Almodovariana total
ELISA FERRER
Hay películas en las que cada plano, por breve que sea, lleva la firma inconfundible de su directora, de su director. "Menuda noche más rara la de ayer, fue lynchiana"; "El garaje se quedó a oscuras, un tipo me seguía y llegué al ascensor con el corazón desbocado, ¡hitchconiano total!"; "Se confundió de autobús, terminó en otro pueblo, se hizo amigo del conductor, que resultó ser el alcalde, y acabó cenando en su casa, todo muy berlanguiano". Incluso ese adjetivo, berlanguiano, ha sido aceptado por la RAE y pasó a engrosar el diccionario.
Otro adjetivo que podríamos añadir a esta lista sería “almodovariano”. Planos cargados de colores luminosos, rojo, verde, azul chillón; tramas que gravitan entorno a la figura de la madre; melodramas que, aunque resulten intrincados, aunque se nutran de la exageración, no caen en lo culebronesco, sino en una naturalidad regada por vino tinto, acompañada de tortilla de patatas y jamón serrano; en los que cualquier giro de guion se nos antoja normal, por increíble que sea. Películas urbanas en las que el pueblo es coprotagonista, en las que el teléfono termina por convertirse en un personaje más, en las que el vestuario y los decorados, aunque sean kitsch, se funden para que cada elemento concuerde con el resto en forma, color, geometría, hasta conseguir planos manieristas, de gran belleza estética.
En Madres paralelas, la última y esperada película de Pedro Almódovar –aka "el director manchego"–, encontramos cada una de estas características almodovarianas como una firma en la esquina de la pantalla o un guiño a su propia obra, al espectador. En ella, Penélope Cruz, en una interpretación inmensa, merecidísima Copa Volpi en el Festival de Venecia, da vida a Janis, una madre soltera que, en la sala de partos, se hace amiga de su compañera de habitación, Ana, talentosa Milena Smit, cuya vida se ha cortocircuitado por un embarazo adolescente. Ambas, madres primerizas y solas, se apoyarán en los primeros meses de crianza, sin saber que sus vidas estarán más vinculadas de lo que nunca habrían sido capaces de imaginar.

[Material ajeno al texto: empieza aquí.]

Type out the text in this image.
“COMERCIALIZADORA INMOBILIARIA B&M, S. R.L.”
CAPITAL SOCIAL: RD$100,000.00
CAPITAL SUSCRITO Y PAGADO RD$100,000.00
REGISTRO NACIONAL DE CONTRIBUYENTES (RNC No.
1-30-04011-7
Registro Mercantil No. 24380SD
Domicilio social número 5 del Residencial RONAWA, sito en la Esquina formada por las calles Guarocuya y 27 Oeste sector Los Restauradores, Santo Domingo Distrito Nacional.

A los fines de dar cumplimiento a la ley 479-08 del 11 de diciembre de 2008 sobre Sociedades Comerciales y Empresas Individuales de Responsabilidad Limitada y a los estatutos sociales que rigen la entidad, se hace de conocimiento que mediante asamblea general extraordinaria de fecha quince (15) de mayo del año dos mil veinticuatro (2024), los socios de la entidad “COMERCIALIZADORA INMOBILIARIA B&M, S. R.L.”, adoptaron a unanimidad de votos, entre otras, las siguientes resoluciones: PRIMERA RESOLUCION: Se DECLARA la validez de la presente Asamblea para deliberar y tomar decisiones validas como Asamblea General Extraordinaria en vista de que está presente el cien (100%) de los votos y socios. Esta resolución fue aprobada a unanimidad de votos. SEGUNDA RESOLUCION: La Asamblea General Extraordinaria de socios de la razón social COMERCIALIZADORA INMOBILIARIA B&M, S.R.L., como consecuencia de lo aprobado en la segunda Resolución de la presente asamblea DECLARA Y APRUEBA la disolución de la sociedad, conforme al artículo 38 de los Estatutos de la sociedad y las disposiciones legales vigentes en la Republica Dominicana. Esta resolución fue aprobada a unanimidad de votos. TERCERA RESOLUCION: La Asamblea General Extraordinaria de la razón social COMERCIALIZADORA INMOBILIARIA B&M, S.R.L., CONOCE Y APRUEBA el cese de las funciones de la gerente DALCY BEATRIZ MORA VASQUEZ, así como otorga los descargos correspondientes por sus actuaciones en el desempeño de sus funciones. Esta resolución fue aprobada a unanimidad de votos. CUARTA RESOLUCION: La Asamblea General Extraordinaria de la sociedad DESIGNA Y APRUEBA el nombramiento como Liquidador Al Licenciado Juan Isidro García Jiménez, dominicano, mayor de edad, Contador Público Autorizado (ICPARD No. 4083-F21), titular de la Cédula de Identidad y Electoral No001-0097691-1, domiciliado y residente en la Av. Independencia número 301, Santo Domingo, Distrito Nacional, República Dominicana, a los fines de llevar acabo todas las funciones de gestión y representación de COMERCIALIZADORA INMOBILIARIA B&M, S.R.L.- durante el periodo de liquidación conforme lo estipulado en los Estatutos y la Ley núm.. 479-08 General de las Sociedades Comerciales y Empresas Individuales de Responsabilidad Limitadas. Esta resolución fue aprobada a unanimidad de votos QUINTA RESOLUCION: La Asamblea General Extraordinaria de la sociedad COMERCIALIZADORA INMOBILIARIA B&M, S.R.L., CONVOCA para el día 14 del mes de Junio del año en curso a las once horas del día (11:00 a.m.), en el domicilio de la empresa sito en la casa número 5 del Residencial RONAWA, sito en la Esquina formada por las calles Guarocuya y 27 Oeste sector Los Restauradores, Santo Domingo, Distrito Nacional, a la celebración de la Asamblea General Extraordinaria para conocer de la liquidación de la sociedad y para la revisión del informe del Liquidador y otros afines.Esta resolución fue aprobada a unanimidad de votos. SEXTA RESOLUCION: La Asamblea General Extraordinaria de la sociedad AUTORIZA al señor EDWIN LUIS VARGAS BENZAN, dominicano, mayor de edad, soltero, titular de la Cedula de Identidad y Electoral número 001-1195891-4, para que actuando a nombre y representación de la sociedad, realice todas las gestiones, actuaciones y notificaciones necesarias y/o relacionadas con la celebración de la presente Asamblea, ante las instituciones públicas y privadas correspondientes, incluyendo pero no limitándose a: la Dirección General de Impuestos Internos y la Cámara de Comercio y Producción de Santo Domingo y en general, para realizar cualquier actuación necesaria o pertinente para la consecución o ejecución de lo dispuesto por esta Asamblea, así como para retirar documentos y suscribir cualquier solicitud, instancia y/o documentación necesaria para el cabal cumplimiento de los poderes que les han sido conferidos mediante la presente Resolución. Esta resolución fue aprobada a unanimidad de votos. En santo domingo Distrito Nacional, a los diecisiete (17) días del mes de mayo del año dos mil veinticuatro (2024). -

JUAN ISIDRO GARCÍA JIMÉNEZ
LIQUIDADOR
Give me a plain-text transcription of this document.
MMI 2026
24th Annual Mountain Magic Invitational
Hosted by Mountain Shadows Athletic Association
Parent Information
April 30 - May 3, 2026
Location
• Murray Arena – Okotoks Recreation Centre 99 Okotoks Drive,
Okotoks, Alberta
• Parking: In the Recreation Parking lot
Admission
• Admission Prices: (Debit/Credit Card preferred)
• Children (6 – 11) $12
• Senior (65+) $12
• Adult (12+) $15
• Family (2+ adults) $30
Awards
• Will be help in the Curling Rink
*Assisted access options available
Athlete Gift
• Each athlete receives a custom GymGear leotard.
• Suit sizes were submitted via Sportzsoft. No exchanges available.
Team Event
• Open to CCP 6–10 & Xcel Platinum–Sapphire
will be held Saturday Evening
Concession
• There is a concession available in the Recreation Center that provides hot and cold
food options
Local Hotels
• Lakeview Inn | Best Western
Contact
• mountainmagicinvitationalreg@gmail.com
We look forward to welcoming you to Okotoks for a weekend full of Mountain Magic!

La música de Alberto Iglesias nos lleva de la mano por las tramas, nos señala las elipsis temporales, que llegan espontáneas, sin sobresaltos, nos sumerge en la atmósfera de tensión, nos pasea por los giros previsibles del guion, por otros difíciles de imaginar. La película no solo pone el foco en la maternidad, sino que habla de la necesidad de la memoria histórica, de tratar de curar la cicatriz abierta que la Guerra Civil ha dejado en España. Una trama potente que a veces se acartona en los diálogos, pues algunos chirrían por su pedagogía exacerbada o por esa impostura tan propia del director, pero que de algún modo son absorbidos de forma orgánica por la narración. Madres paralelas aborda también el consentimiento, las violaciones en manada, la sexualidad o las relaciones, en una búsqueda constante que trata de poner el dedo en la llaga en los males que aquejan a nuestra sociedad. Tramas que parecen independientes unas de las otras, pero que encierran la necesidad de sanar, de curarse para vivir dignamente.
Aitana Sánchez Gijón, con una elegancia apabullante, que irradia luz en cada primer plano; Israel Elejalde, cercano y rotundo; y dos chicas Almodóvar, Rossy de Palma, en su salsa, y Julieta Serrano, en una breve y tierna aparición, completan el portentoso reparto de Madres paralelas, en la que los intérpretes parecen gozar de cada minuto que aparecen en pantalla.
Una película que podría ser un decálogo sobre el cine de Almódovar y que, como tal, enfadará a muchos, encantará a otros. Pero, sobre todo, una película que supone un análisis de las distintas formas de empoderamiento femenino, histórico y político. Una película cargada de deseo, de fuerza, llena de humanidad.